Archive for Information technology

Stupid FBI threat scam email

I recently heard of another friend-of-a-friend case in which people were taken in by one of the false email help-I'm-stranded scams, and actually sent money overseas in what they thought was a rescue for a relative who had been mugged in Spain. People really do respond to these scam emails, and they lose money, bigtime. Today I received the first Nigerian spam I have seen in which I am (purportedly) threatened by the FBI and Patriot Act government if I don't get in touch and hand over personal details that will permit the FBI to release my $3,500,000.

I wish there was more that people with basic common sense could do to spread the word about scamming detection to those who are somewhat lacking in it. The best I have been able to do is to write occasional Language Log posts pointing out the almost unbelievable degree of grammatical and orthographic incompetence in most scam emails. Sure, everyone makes the odd spelling mistake (childrens' for children's and the like), but it is simply astonishing that literate people do not notice the implausibility of customs officials or bank officers or police employees being as inarticulate as the typical scam email.

The one I just received is almost beyond belief (though see my afterthought at the end of this post). The worst thing I can think of to do to the senders is to publish the message here on Language Log, to warn the unwary, and perhaps permit those who are interested to track the culprit down. I reproduce the full content of the message source below, with nothing expurgated except for the x-ing out of my email address and local server names. I mark in red font the major errors in grammar and punctuation, plus a few nonlinguistic suspicious features.

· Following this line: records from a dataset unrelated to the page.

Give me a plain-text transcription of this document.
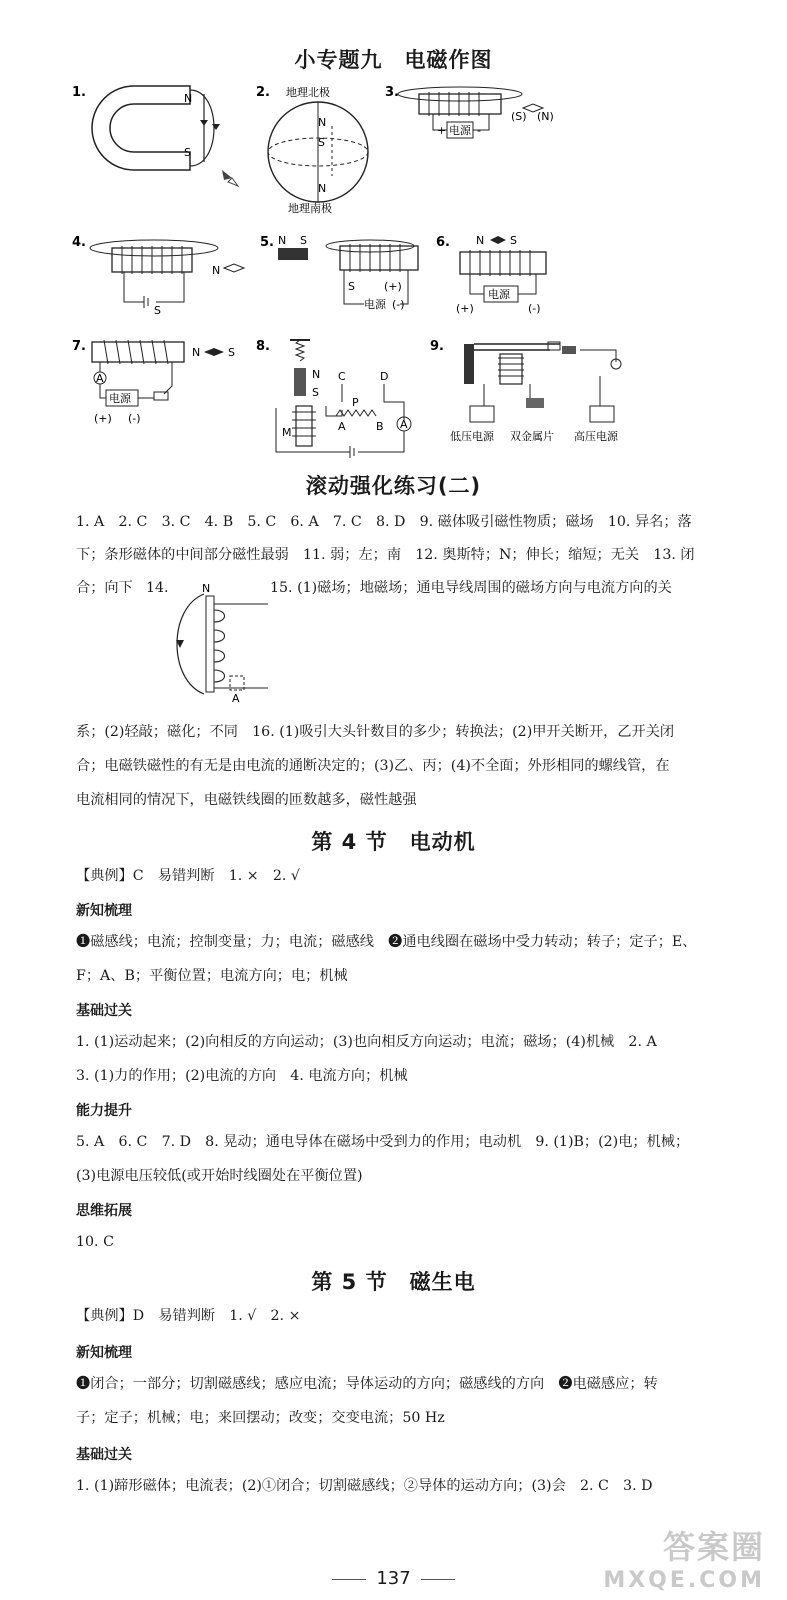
小专题九　电磁作图
1.	N
S
2. 地理北极
N
S
N
地理南极
3.
电源
+	-
(S) (N)
4.
S
N
5. N S
S	(+)
电源 (-)
6. N S
电源
(+)	(-)
7.	N	S
A
电源
(+) (-)
8.
N
S
M
C	D
P
A	B A
9.
低压电源 双金属片 高压电源
滚动强化练习(二)
1. A　2. C　3. C　4. B　5. C　6. A　7. C　8. D　9. 磁体吸引磁性物质；磁场　10. 异名；落
下；条形磁体的中间部分磁性最弱　11. 弱；左；南　12. 奥斯特；N；伸长；缩短；无关　13. 闭
合；向下 14.	15. (1)磁场；地磁场；通电导线周围的磁场方向与电流方向的关
N
A
系；(2)轻敲；磁化；不同　16. (1)吸引大头针数目的多少；转换法；(2)甲开关断开，乙开关闭
合；电磁铁磁性的有无是由电流的通断决定的；(3)乙、丙；(4)不全面；外形相同的螺线管，在
电流相同的情况下，电磁铁线圈的匝数越多，磁性越强
第 4 节　电动机
【典例】C　易错判断　1. ×　2. √
新知梳理
❶磁感线；电流；控制变量；力；电流；磁感线　❷通电线圈在磁场中受力转动；转子；定子；E、
F；A、B；平衡位置；电流方向；电；机械
基础过关
1. (1)运动起来；(2)向相反的方向运动；(3)也向相反方向运动；电流；磁场；(4)机械　2. A
3. (1)力的作用；(2)电流的方向　4. 电流方向；机械
能力提升
5. A　6. C　7. D　8. 晃动；通电导体在磁场中受到力的作用；电动机　9. (1)B；(2)电；机械；
(3)电源电压较低(或开始时线圈处在平衡位置)
思维拓展
10. C
第 5 节　磁生电
【典例】D　易错判断　1. √　2. ×
新知梳理
❶闭合；一部分；切割磁感线；感应电流；导体运动的方向；磁感线的方向　❷电磁感应；转
子；定子；机械；电；来回摆动；改变；交变电流；50 Hz
基础过关
1. (1)蹄形磁体；电流表；(2)①闭合；切割磁感线；②导体的运动方向；(3)会　2. C　3. D
137
答案圈
MXQE.COM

Read the rest of this entry »

Comments off

The language of phone numbers

What xkcd is getting at with the latest comic is about syntax and semantics. I'll show you the syntax below, but as far as meaning is concerned, the point is that cell phone numbers have almost no semantics. The area code part (the first three digits) used to function as a locational marker when phones were in fixed locations in houses, but since Americans not only tend to move every three years or so but they now take phone numbers with them, and cell phone universality only really began to pick up in America five to ten years ago, it really does tend to reflect a former abode. My cool son Calvin, for example, has a number which implies that he lives in Oakland, California; he doesn't, he does his video game programming in the Pacific North West.

And the rest of the number, the other seven digits? Space enough there for some real personal information, but it is not used. It functions merely as arbitrary material to distinguish one cell phone's location point in the information universe from all the others.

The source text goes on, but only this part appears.